Barman : Je me renseignerai. Peut-être l’a-t-on eu comme client, finalement…
Pierre : Ah ! Vous aussi vous badinez, vous voyez… Mais où déjà en étaiton ?... En était-on, ! C’est amusant cette construction de phrase. Non ?
− Barman : Oui Monsieur, immensément amusant…
− Pierre : Ah oui, des peintres donc. Et je présume également des sculpteurs. Hein ?...
− Barman : Toutes sortes d’artistes, Monsieur. Musique, cinéma, théâtre…
− Pierre : Idem au Montalembert ?
− Barman : C’est un milieu où beaucoup vagabondent, vous savez…
− Pierre : Ça butine au sein du Bottin Mondain, en somme. Moi, j’aimerais voir ici Brigitte Bardot…Vient-elle ? Pour se désaltérer, et causer ?...
− Barman : Monsieur ! Vous devez vous en douter, un barman ce doit d’être motus bouche cousue, quant au chaland qui opte pour son bar.
− Pierre : Qui opte pour son bar !... Une espèce de secret professionnel, quoi…
− Barman : De la simple discrétion, tout simplement.
Au même moment entre une femme, la quarantaine, Isabelle Montclair. Elle se place au comptoir et le barman la sert elle ne lui a rien demandé, c’est une habituée. Pierre pendant ce temps continue.

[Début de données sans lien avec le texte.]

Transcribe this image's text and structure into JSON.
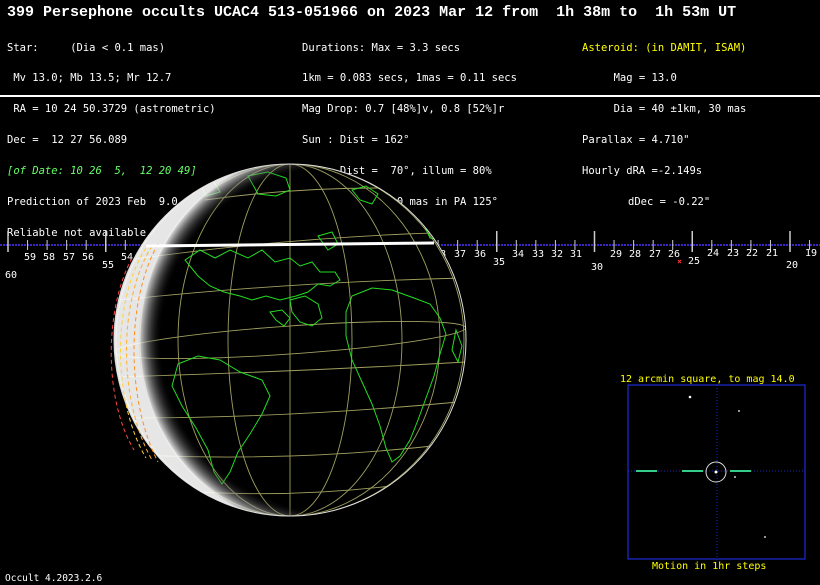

− Pierre : Bien oui, de la simple discrétion, tout simplement… Et Françoise Sagan, barman ? Elle est bien éditée par Gallimard ? Par conséquent, je suis certain qu’elle vient parfois s’amuser ici, au bar du Pont Royal… J’aimerais avoir un autographe d’elle… Et de grandes plumes étrangères, je ne sais pas moi, des américains, des anglais, quelquefois, ici, vous en voyez ?... Hein, dites ? Ceci dit, moi je ne parle pas très correctement l’anglais… Alors, barman ?
− Isabelle : (à Pierre) N’insistez pas pour le cuisiner, même torturé il ne vous dira jamais qui de l’élite culturelle, de l’intelligentsia, aime à venir plus ou moins habituellement ici, entre ces murs, prendre un royal plaisir, au comptoir ou à table. Le mutisme et dans sa déontologie. Les gens ont le droit à une vie privée, non ?
− Pierre : Oui Madame, bien sûr que oui…
− Isabelle : Oui Madame, bien sûr que oui… Répétition du nom…oui… C’est une façon de s’exprimer. Ne seriez-vous pas journaliste ? Si oui, vous êtes alors mal informé… Ah oui, je suis Isabelle Montclair. Retenez ce nom je vous prie…
Pierre : Enchanté Madame… Pierre Lachenal… Et je ne suis pas journaliste… Mais à quel sujet toutefois serais-je mal informé ?...
Isabelle : Françoise Sagan, Monsieur, elle n’est guère de l’écurie Gallimard, jusqu’ici elle est de la fine fleur de chez Julliard. De cette vénérable maison germanopratine, elle est probablement le meilleur retour sur investissement.
− Pierre : Chez Julliard ! J’ai donc confondu. Au temps pour moi… Julliard…
Julliard.
− Isabelle : Pas grave, ça peut arriver. Monsieur.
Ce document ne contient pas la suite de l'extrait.